Develop your ability to work well under pressure; learn to make the choice to study for your mid-term exam or complete that assignment, instead of going to a party; engage in self-care. Live a balanced life: healthy eating, restorative sleep, regular exercise, and pleasurable activities (e.g. socializing, yoga, meditation, music, hobbies).

Tip #7: Doing the balancing act

Pillar: Mental Health and Well-being

If you notice that you are at either end of the continuum, you should slide towards the middle to get back in balance:

On the healthy spectrum, these are the balance points in the middle: working hard enough, sleeping enough, healthy eating, motivated to do your work, calm, somewhat social, careful work, focused on tasks, energized.

It takes time to find your balance. Trust yourself and you will.

  • Deena Kara Shaffer

    Diana, I am in awe of the braid you’ve crafted here, weaving your seven tips with PERMA-V with the SA Pillars. Amazing.

    (I find particular resonance with the continuum you’ve created; even today I worked with a student who was pushing themselves hard at the gym as a coping strategy yet so much so that it is actually negatively impacting their mental health and exacerbating overwhelm.)

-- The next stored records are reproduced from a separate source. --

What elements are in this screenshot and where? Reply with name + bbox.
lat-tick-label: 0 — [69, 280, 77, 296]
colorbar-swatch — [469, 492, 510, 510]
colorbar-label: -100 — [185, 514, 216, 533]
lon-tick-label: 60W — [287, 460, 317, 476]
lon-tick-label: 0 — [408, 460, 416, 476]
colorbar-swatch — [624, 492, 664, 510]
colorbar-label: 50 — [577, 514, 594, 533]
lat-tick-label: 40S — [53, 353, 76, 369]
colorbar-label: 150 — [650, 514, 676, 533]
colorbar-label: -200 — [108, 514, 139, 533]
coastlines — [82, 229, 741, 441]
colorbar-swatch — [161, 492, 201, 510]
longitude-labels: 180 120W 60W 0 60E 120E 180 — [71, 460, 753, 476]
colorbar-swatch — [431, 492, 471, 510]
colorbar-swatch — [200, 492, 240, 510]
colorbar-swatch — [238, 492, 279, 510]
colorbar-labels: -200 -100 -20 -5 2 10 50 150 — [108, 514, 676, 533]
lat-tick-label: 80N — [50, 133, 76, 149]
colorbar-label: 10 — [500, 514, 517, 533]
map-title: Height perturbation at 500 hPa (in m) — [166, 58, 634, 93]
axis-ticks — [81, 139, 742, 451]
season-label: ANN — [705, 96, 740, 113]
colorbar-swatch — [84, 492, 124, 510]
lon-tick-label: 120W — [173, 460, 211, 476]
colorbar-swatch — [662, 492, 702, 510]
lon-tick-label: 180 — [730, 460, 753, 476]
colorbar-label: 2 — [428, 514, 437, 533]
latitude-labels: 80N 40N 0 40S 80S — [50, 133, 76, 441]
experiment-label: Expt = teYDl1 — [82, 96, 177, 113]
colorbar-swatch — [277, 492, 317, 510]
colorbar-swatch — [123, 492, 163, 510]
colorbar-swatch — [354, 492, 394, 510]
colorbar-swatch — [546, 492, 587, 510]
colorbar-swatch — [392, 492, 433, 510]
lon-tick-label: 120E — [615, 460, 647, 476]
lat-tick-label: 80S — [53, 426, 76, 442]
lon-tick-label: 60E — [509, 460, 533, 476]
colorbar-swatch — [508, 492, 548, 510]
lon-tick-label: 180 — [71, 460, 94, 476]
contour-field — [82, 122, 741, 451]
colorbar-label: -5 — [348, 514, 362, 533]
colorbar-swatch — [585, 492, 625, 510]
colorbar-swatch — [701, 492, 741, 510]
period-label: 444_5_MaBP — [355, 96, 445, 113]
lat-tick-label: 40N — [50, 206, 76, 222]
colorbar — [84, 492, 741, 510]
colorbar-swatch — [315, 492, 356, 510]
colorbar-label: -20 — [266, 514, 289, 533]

    Diana, does the advice housed in your above first year tips change for, say, second and third year students? Or, students wrapping up their undergrad degrees, soon to transition into the work world or grad school? Maybe what I’m really asking is, throughout your experiences with students in upper years, do you see differences in encounters with/barriers to/capacities for resiliency and flourishing? (Just wondering if and how the seven tips might, or might not, shift as the student matures in their academic journey.)

    Thanks so much, Diana. I’m always eager to infuse the work I do with your tremendous insights!